The three laws are Title VII of the 1964 Civil Rights Act, which bans workplace bias based upon sex, and two laws that ban sex bias in programs funded with federal tax dollars: Title IX of a federal educational benefits law passed in 1972, and a 2013 provision of the Violence Against Women Act.   Individually, and taken together, those laws – according to Justice Department officials – definitely ban discrimination based on a transgender person’s “gender identity.”  (The law that has been applied most expansively in that way is Title VII, primarily because of the energetic use of that law for the past four years by the federal Equal Employment Opportunity Commission in job bias cases.)

Hours before the federal lawsuit relying upon those laws was filed in one city in North Carolina, the governor and another top state official sued the federal government in another city.
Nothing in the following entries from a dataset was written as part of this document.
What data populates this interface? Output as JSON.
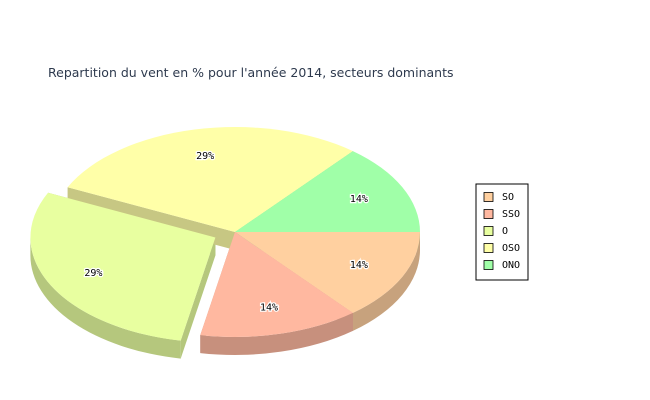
{
  "chart_data": {
    "type": "pie",
    "title": "Repartition du vent en % pour l'année 2014, secteurs dominants",
    "categories": [
      "SO",
      "SSO",
      "O",
      "OSO",
      "ONO"
    ],
    "values": [
      14,
      14,
      29,
      29,
      14
    ],
    "value_labels": [
      "14%",
      "14%",
      "29%",
      "29%",
      "14%"
    ],
    "colors": [
      "#ffd0a0",
      "#ffb8a0",
      "#e8ffa0",
      "#ffffa8",
      "#a0ffa8"
    ],
    "explode": [
      false,
      false,
      true,
      false,
      false
    ],
    "legend": "right"
  }
}
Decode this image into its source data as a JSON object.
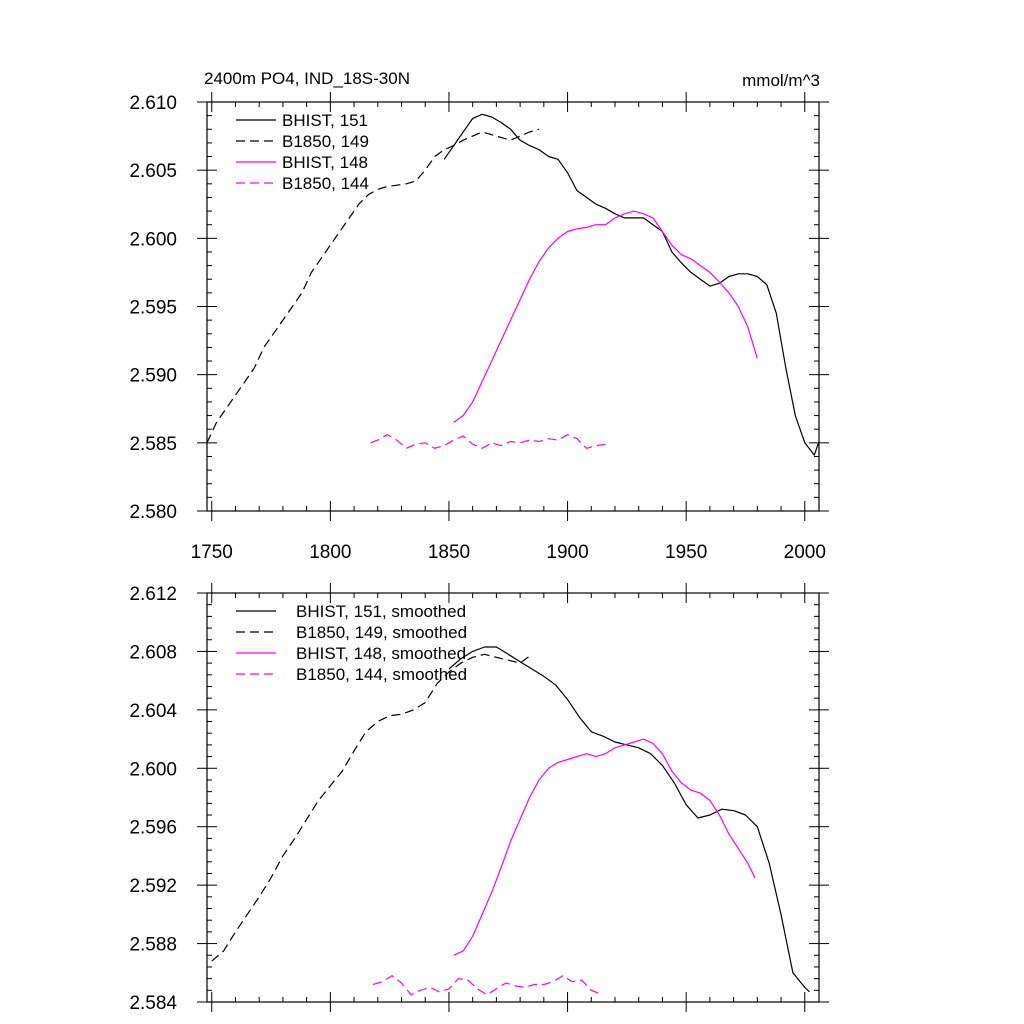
{
  "chart_data": [
    {
      "type": "line",
      "title": "2400m PO4, IND_18S-30N",
      "units": "mmol/m^3",
      "xlim": [
        1748,
        2006
      ],
      "ylim": [
        2.58,
        2.61
      ],
      "x_ticks": [
        "1750",
        "1800",
        "1850",
        "1900",
        "1950",
        "2000"
      ],
      "x_tick_values": [
        1750,
        1800,
        1850,
        1900,
        1950,
        2000
      ],
      "y_ticks": [
        "2.580",
        "2.585",
        "2.590",
        "2.595",
        "2.600",
        "2.605",
        "2.610"
      ],
      "y_tick_values": [
        2.58,
        2.585,
        2.59,
        2.595,
        2.6,
        2.605,
        2.61
      ],
      "legend_position": "top-left",
      "series": [
        {
          "name": "BHIST, 151",
          "color": "#000000",
          "dash": "solid",
          "x": [
            1848,
            1852,
            1856,
            1860,
            1864,
            1868,
            1872,
            1876,
            1880,
            1884,
            1888,
            1892,
            1896,
            1900,
            1904,
            1908,
            1912,
            1916,
            1920,
            1924,
            1928,
            1932,
            1936,
            1940,
            1944,
            1948,
            1952,
            1956,
            1960,
            1964,
            1968,
            1972,
            1976,
            1980,
            1984,
            1988,
            1992,
            1996,
            2000,
            2004,
            2006
          ],
          "y": [
            2.6058,
            2.6068,
            2.6078,
            2.6088,
            2.6091,
            2.6089,
            2.6085,
            2.608,
            2.6072,
            2.6068,
            2.6065,
            2.606,
            2.6058,
            2.6048,
            2.6035,
            2.603,
            2.6025,
            2.6022,
            2.6018,
            2.6015,
            2.6015,
            2.6015,
            2.601,
            2.6005,
            2.599,
            2.5982,
            2.5975,
            2.597,
            2.5965,
            2.5967,
            2.5972,
            2.5974,
            2.5974,
            2.5972,
            2.5966,
            2.5945,
            2.5905,
            2.587,
            2.585,
            2.5841,
            2.5851
          ]
        },
        {
          "name": "B1850, 149",
          "color": "#000000",
          "dash": "dashed",
          "x": [
            1748,
            1752,
            1756,
            1760,
            1764,
            1768,
            1772,
            1776,
            1780,
            1784,
            1788,
            1792,
            1796,
            1800,
            1804,
            1808,
            1812,
            1816,
            1820,
            1824,
            1828,
            1832,
            1836,
            1840,
            1844,
            1848,
            1852,
            1856,
            1860,
            1864,
            1868,
            1872,
            1876,
            1880,
            1884,
            1888
          ],
          "y": [
            2.585,
            2.5865,
            2.5875,
            2.5885,
            2.5895,
            2.5905,
            2.592,
            2.593,
            2.594,
            2.595,
            2.596,
            2.5975,
            2.5985,
            2.5995,
            2.6005,
            2.6015,
            2.6025,
            2.6032,
            2.6036,
            2.6038,
            2.6039,
            2.604,
            2.6042,
            2.605,
            2.606,
            2.6065,
            2.6068,
            2.6072,
            2.6075,
            2.6078,
            2.6076,
            2.6074,
            2.6072,
            2.6075,
            2.6078,
            2.608
          ]
        },
        {
          "name": "BHIST, 148",
          "color": "#ff00ff",
          "dash": "solid",
          "x": [
            1852,
            1856,
            1860,
            1864,
            1868,
            1872,
            1876,
            1880,
            1884,
            1888,
            1892,
            1896,
            1900,
            1904,
            1908,
            1912,
            1916,
            1920,
            1924,
            1928,
            1932,
            1936,
            1940,
            1944,
            1948,
            1952,
            1956,
            1960,
            1964,
            1968,
            1972,
            1976,
            1980
          ],
          "y": [
            2.5865,
            2.587,
            2.588,
            2.5895,
            2.591,
            2.5925,
            2.594,
            2.5955,
            2.597,
            2.5983,
            2.5993,
            2.6,
            2.6005,
            2.6007,
            2.6008,
            2.601,
            2.601,
            2.6015,
            2.6018,
            2.602,
            2.6018,
            2.6015,
            2.6005,
            2.5995,
            2.5988,
            2.5985,
            2.598,
            2.5975,
            2.5968,
            2.596,
            2.595,
            2.5935,
            2.5912
          ]
        },
        {
          "name": "B1850, 144",
          "color": "#ff00ff",
          "dash": "dashed",
          "x": [
            1817,
            1820,
            1824,
            1828,
            1832,
            1836,
            1840,
            1844,
            1848,
            1852,
            1856,
            1860,
            1864,
            1868,
            1872,
            1876,
            1880,
            1884,
            1888,
            1892,
            1896,
            1900,
            1904,
            1908,
            1912,
            1916
          ],
          "y": [
            2.585,
            2.5852,
            2.5856,
            2.5852,
            2.5846,
            2.5849,
            2.585,
            2.5846,
            2.5848,
            2.5852,
            2.5855,
            2.5849,
            2.5846,
            2.585,
            2.5848,
            2.5851,
            2.585,
            2.5852,
            2.5851,
            2.5853,
            2.5852,
            2.5856,
            2.5853,
            2.5846,
            2.5848,
            2.5849
          ]
        }
      ]
    },
    {
      "type": "line",
      "xlim": [
        1748,
        2006
      ],
      "ylim": [
        2.584,
        2.612
      ],
      "x_tick_values": [
        1750,
        1800,
        1850,
        1900,
        1950,
        2000
      ],
      "y_ticks": [
        "2.584",
        "2.588",
        "2.592",
        "2.596",
        "2.600",
        "2.604",
        "2.608",
        "2.612"
      ],
      "y_tick_values": [
        2.584,
        2.588,
        2.592,
        2.596,
        2.6,
        2.604,
        2.608,
        2.612
      ],
      "legend_position": "top-left",
      "series": [
        {
          "name": "BHIST, 151, smoothed",
          "color": "#000000",
          "dash": "solid",
          "x": [
            1850,
            1855,
            1860,
            1865,
            1870,
            1875,
            1880,
            1885,
            1890,
            1895,
            1900,
            1905,
            1910,
            1915,
            1920,
            1925,
            1930,
            1935,
            1940,
            1945,
            1950,
            1955,
            1960,
            1965,
            1970,
            1975,
            1980,
            1985,
            1990,
            1995,
            2000,
            2002
          ],
          "y": [
            2.6068,
            2.6075,
            2.608,
            2.6083,
            2.6083,
            2.6078,
            2.6073,
            2.6068,
            2.6063,
            2.6057,
            2.6047,
            2.6035,
            2.6025,
            2.6022,
            2.6018,
            2.6016,
            2.6014,
            2.601,
            2.6002,
            2.599,
            2.5975,
            2.5966,
            2.5968,
            2.5972,
            2.5971,
            2.5968,
            2.596,
            2.5935,
            2.59,
            2.586,
            2.585,
            2.5847
          ]
        },
        {
          "name": "B1850, 149, smoothed",
          "color": "#000000",
          "dash": "dashed",
          "x": [
            1750,
            1755,
            1760,
            1765,
            1770,
            1775,
            1780,
            1785,
            1790,
            1795,
            1800,
            1805,
            1810,
            1815,
            1820,
            1825,
            1830,
            1835,
            1840,
            1845,
            1850,
            1855,
            1860,
            1865,
            1870,
            1875,
            1880,
            1885
          ],
          "y": [
            2.5868,
            2.5875,
            2.5888,
            2.59,
            2.5912,
            2.5925,
            2.594,
            2.5952,
            2.5965,
            2.5978,
            2.5988,
            2.5998,
            2.6012,
            2.6025,
            2.6032,
            2.6036,
            2.6037,
            2.604,
            2.6045,
            2.6058,
            2.6066,
            2.6072,
            2.6076,
            2.6078,
            2.6076,
            2.6074,
            2.6072,
            2.6078
          ]
        },
        {
          "name": "BHIST, 148, smoothed",
          "color": "#ff00ff",
          "dash": "solid",
          "x": [
            1852,
            1856,
            1860,
            1864,
            1868,
            1872,
            1876,
            1880,
            1884,
            1888,
            1892,
            1896,
            1900,
            1904,
            1908,
            1912,
            1916,
            1920,
            1924,
            1928,
            1932,
            1936,
            1940,
            1944,
            1948,
            1952,
            1956,
            1960,
            1964,
            1968,
            1972,
            1976,
            1979
          ],
          "y": [
            2.5872,
            2.5875,
            2.5885,
            2.59,
            2.5915,
            2.5932,
            2.595,
            2.5965,
            2.598,
            2.5992,
            2.6,
            2.6004,
            2.6006,
            2.6008,
            2.601,
            2.6008,
            2.601,
            2.6014,
            2.6016,
            2.6018,
            2.602,
            2.6017,
            2.601,
            2.5998,
            2.599,
            2.5985,
            2.5983,
            2.5978,
            2.5968,
            2.5955,
            2.5945,
            2.5935,
            2.5925
          ]
        },
        {
          "name": "B1850, 144, smoothed",
          "color": "#ff00ff",
          "dash": "dashed",
          "x": [
            1818,
            1822,
            1826,
            1830,
            1834,
            1838,
            1842,
            1846,
            1850,
            1854,
            1858,
            1862,
            1866,
            1870,
            1874,
            1878,
            1882,
            1886,
            1890,
            1894,
            1898,
            1902,
            1906,
            1910,
            1913
          ],
          "y": [
            2.5852,
            2.5854,
            2.5858,
            2.5853,
            2.5845,
            2.5848,
            2.585,
            2.5847,
            2.5849,
            2.5856,
            2.5855,
            2.5849,
            2.5845,
            2.5849,
            2.5853,
            2.5851,
            2.585,
            2.5852,
            2.5852,
            2.5854,
            2.5858,
            2.5854,
            2.5855,
            2.5848,
            2.5846
          ]
        }
      ]
    }
  ]
}
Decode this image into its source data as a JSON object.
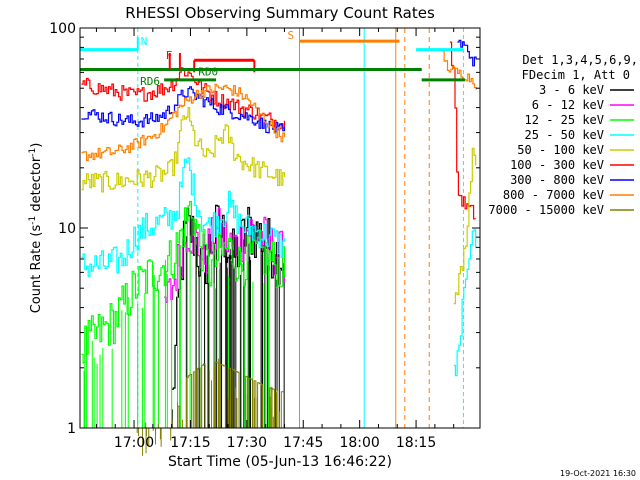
{
  "chart_data": {
    "type": "line",
    "title": "RHESSI Observing Summary Count Rates",
    "xlabel": "Start Time (05-Jun-13 16:46:22)",
    "ylabel": "Count Rate (s⁻¹ detector⁻¹)",
    "ylabel_main": "Count Rate (s",
    "ylabel_sup1": "-1",
    "ylabel_mid": " detector",
    "ylabel_sup2": "-1",
    "ylabel_end": ")",
    "y_scale": "log",
    "ylim": [
      1,
      100
    ],
    "xlim_minutes": [
      -14.37,
      92.0
    ],
    "x_ticks": [
      {
        "label": "17:00",
        "minutes": 0
      },
      {
        "label": "17:15",
        "minutes": 15
      },
      {
        "label": "17:30",
        "minutes": 30
      },
      {
        "label": "17:45",
        "minutes": 45
      },
      {
        "label": "18:00",
        "minutes": 60
      },
      {
        "label": "18:15",
        "minutes": 75
      }
    ],
    "y_ticks": [
      {
        "label": "1",
        "value": 1
      },
      {
        "label": "10",
        "value": 10
      },
      {
        "label": "100",
        "value": 100
      }
    ],
    "legend": {
      "placement": "right",
      "header1": "Det 1,3,4,5,6,9,",
      "header2": "FDecim 1, Att 0",
      "entries": [
        {
          "label": "3 - 6 keV",
          "color": "#000000"
        },
        {
          "label": "6 - 12 keV",
          "color": "#ff00ff"
        },
        {
          "label": "12 - 25 keV",
          "color": "#00ff00"
        },
        {
          "label": "25 - 50 keV",
          "color": "#00ffff"
        },
        {
          "label": "50 - 100 keV",
          "color": "#cccc00"
        },
        {
          "label": "100 - 300 keV",
          "color": "#ff0000"
        },
        {
          "label": "300 - 800 keV",
          "color": "#0000ff"
        },
        {
          "label": "800 - 7000 keV",
          "color": "#ff8000"
        },
        {
          "label": "7000 - 15000 keV",
          "color": "#808000"
        }
      ]
    },
    "series": [
      {
        "name": "3 - 6 keV",
        "color": "#000000",
        "noise": 0.35,
        "floor": 1,
        "x": [
          10,
          11,
          12,
          13,
          14,
          16,
          18,
          20,
          22,
          24,
          26,
          28,
          30,
          32,
          34,
          36,
          38,
          40
        ],
        "y": [
          1.4,
          2.5,
          5,
          8,
          10,
          9,
          6,
          8,
          10,
          9,
          7,
          8,
          10,
          9.5,
          9,
          8,
          7.5,
          7
        ]
      },
      {
        "name": "6 - 12 keV",
        "color": "#ff00ff",
        "noise": 0.3,
        "floor": 1,
        "x": [
          8,
          10,
          12,
          14,
          16,
          18,
          20,
          22,
          24,
          26,
          28,
          30,
          32,
          34,
          36,
          38,
          40
        ],
        "y": [
          4,
          5,
          7,
          10,
          9,
          7,
          8,
          9.5,
          9,
          8,
          8.5,
          10,
          9.5,
          9,
          8,
          7.5,
          7
        ]
      },
      {
        "name": "12 - 25 keV",
        "color": "#00ff00",
        "noise": 0.28,
        "floor": 1,
        "x": [
          -14,
          -5,
          0,
          5,
          10,
          13,
          15,
          17,
          20,
          22,
          25,
          28,
          30,
          33,
          36,
          38,
          40
        ],
        "y": [
          2.5,
          3.5,
          5,
          6,
          7,
          10,
          13,
          9,
          6,
          7,
          8,
          6.5,
          7,
          7.5,
          7,
          6.5,
          6
        ]
      },
      {
        "name": "25 - 50 keV",
        "color": "#00ffff",
        "noise": 0.18,
        "floor": 1,
        "x": [
          -14,
          -8,
          -3,
          0,
          3,
          6,
          9,
          11,
          12,
          13,
          14,
          16,
          18,
          20,
          22,
          24,
          25,
          26,
          28,
          30,
          33,
          36,
          38,
          40
        ],
        "y": [
          6.5,
          6.5,
          7,
          9,
          10,
          10.5,
          11,
          12,
          14,
          18,
          22,
          15,
          11,
          10,
          11,
          12,
          13,
          12,
          10.5,
          10,
          9.5,
          9,
          8.5,
          8
        ]
      },
      {
        "name": "50 - 100 keV",
        "color": "#cccc00",
        "noise": 0.12,
        "floor": 1,
        "x": [
          -14,
          -5,
          0,
          5,
          9,
          10,
          11,
          12,
          13,
          14,
          15,
          16,
          18,
          20,
          22,
          24,
          25,
          26,
          28,
          30,
          32,
          35,
          38,
          40
        ],
        "y": [
          17,
          17,
          17.5,
          18,
          19,
          20,
          22,
          28,
          35,
          38,
          32,
          28,
          24,
          22,
          27,
          30,
          29,
          25,
          22,
          21,
          20,
          19,
          18,
          17
        ]
      },
      {
        "name": "100 - 300 keV",
        "color": "#ff0000",
        "noise": 0.09,
        "floor": 1,
        "x": [
          -14,
          -5,
          0,
          5,
          8,
          10,
          11,
          12,
          13,
          14,
          16,
          18,
          20,
          22,
          24,
          26,
          28,
          30,
          32,
          34,
          36,
          38,
          40
        ],
        "y": [
          52,
          48,
          46,
          48,
          50,
          52,
          55,
          60,
          62,
          60,
          56,
          50,
          47,
          44,
          43,
          42,
          40,
          39,
          38,
          36,
          35,
          34,
          33
        ]
      },
      {
        "name": "300 - 800 keV",
        "color": "#0000ff",
        "noise": 0.08,
        "floor": 1,
        "x": [
          -14,
          -5,
          0,
          5,
          8,
          10,
          12,
          13,
          14,
          16,
          18,
          20,
          22,
          24,
          26,
          28,
          30,
          32,
          34,
          36,
          38,
          40
        ],
        "y": [
          38,
          35,
          34,
          35,
          37,
          40,
          44,
          47,
          48,
          46,
          44,
          42,
          40,
          39,
          38,
          37,
          36,
          35,
          33,
          32,
          31,
          30
        ]
      },
      {
        "name": "800 - 7000 keV",
        "color": "#ff8000",
        "noise": 0.07,
        "floor": 1,
        "x": [
          -14,
          -5,
          0,
          5,
          8,
          10,
          12,
          14,
          16,
          18,
          20,
          22,
          24,
          26,
          28,
          30,
          32,
          34,
          36,
          38,
          40
        ],
        "y": [
          23,
          24,
          26,
          29,
          32,
          36,
          40,
          43,
          46,
          48,
          49,
          50,
          50,
          49,
          47,
          44,
          40,
          36,
          33,
          30,
          28
        ]
      },
      {
        "name": "7000 - 15000 keV",
        "color": "#808000",
        "noise": 0.0,
        "floor": 1,
        "x": [
          0,
          10,
          14,
          20,
          25,
          30,
          35,
          40
        ],
        "y": [
          1,
          1,
          1.8,
          2.2,
          2,
          1.8,
          1.6,
          1.5
        ]
      }
    ],
    "series_after_gap": [
      {
        "name": "100 - 300 keV",
        "color": "#ff0000",
        "noise": 0.08,
        "floor": 1,
        "x": [
          84,
          85,
          86,
          88,
          90,
          91
        ],
        "y": [
          80,
          60,
          15,
          13,
          12,
          11
        ]
      },
      {
        "name": "300 - 800 keV",
        "color": "#0000ff",
        "noise": 0.08,
        "floor": 1,
        "x": [
          86,
          88,
          90,
          91
        ],
        "y": [
          85,
          80,
          70,
          65
        ]
      },
      {
        "name": "800 - 7000 keV",
        "color": "#ff8000",
        "noise": 0.06,
        "floor": 1,
        "x": [
          82,
          83,
          84,
          86,
          88,
          90,
          91
        ],
        "y": [
          75,
          65,
          62,
          60,
          58,
          55,
          52
        ]
      },
      {
        "name": "50 - 100 keV",
        "color": "#cccc00",
        "noise": 0.1,
        "floor": 1,
        "x": [
          85,
          88,
          90,
          91
        ],
        "y": [
          4,
          8,
          25,
          22
        ]
      },
      {
        "name": "25 - 50 keV",
        "color": "#00ffff",
        "noise": 0.15,
        "floor": 1,
        "x": [
          85,
          88,
          90,
          91
        ],
        "y": [
          1.8,
          5,
          10,
          9
        ]
      }
    ],
    "annotations": {
      "night_label": "N",
      "saa_label": "S",
      "rd0_label": "RD0",
      "rd6_label": "RD6",
      "f_label": "F",
      "night_bars": [
        [
          -14.37,
          1.0
        ],
        [
          75.0,
          87.5
        ]
      ],
      "night_lines": [
        1.0,
        61.2,
        87.6
      ],
      "saa_bar": [
        44.0,
        70.6
      ],
      "saa_lines": [
        44.0,
        69.6
      ],
      "orange_dashed_lines": [
        72.0,
        78.5
      ],
      "rd0_bar": [
        16.0,
        32.0
      ],
      "rd6_bar": [
        8.0,
        21.8
      ],
      "green_bar_long": [
        -14.37,
        76.5
      ],
      "green_bar_right": [
        76.5,
        88.0
      ],
      "red_markers": [
        9.5,
        12.2
      ]
    }
  },
  "timestamp": "19-Oct-2021 16:30"
}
For months, federal Justice Department officials have been arguing that there is a strong trend now running in federal court decisions in favor of transgender rights under those statutes, and that court rulings against those rights are now quite dated.

The state officials’ lawsuit argued that the federal government is seeking a “radical” expansion of civil rights law, without any change in the law by Congress.   That lawsuit is aimed at getting a clear-cut ruling that only Congress has the authority to confer legal rights on transgender people, at the federal level.

Those lawsuits will go forward independently, at least for the time being, as will another challenge to “HB 2” that was filed in federal court in March.   It may take some time, but the deep controversy over transgender equality no doubt will work its way up to the Supreme Court, from North Carolina or elsewhere.  This is one of the hottest topics of the day on civil rights.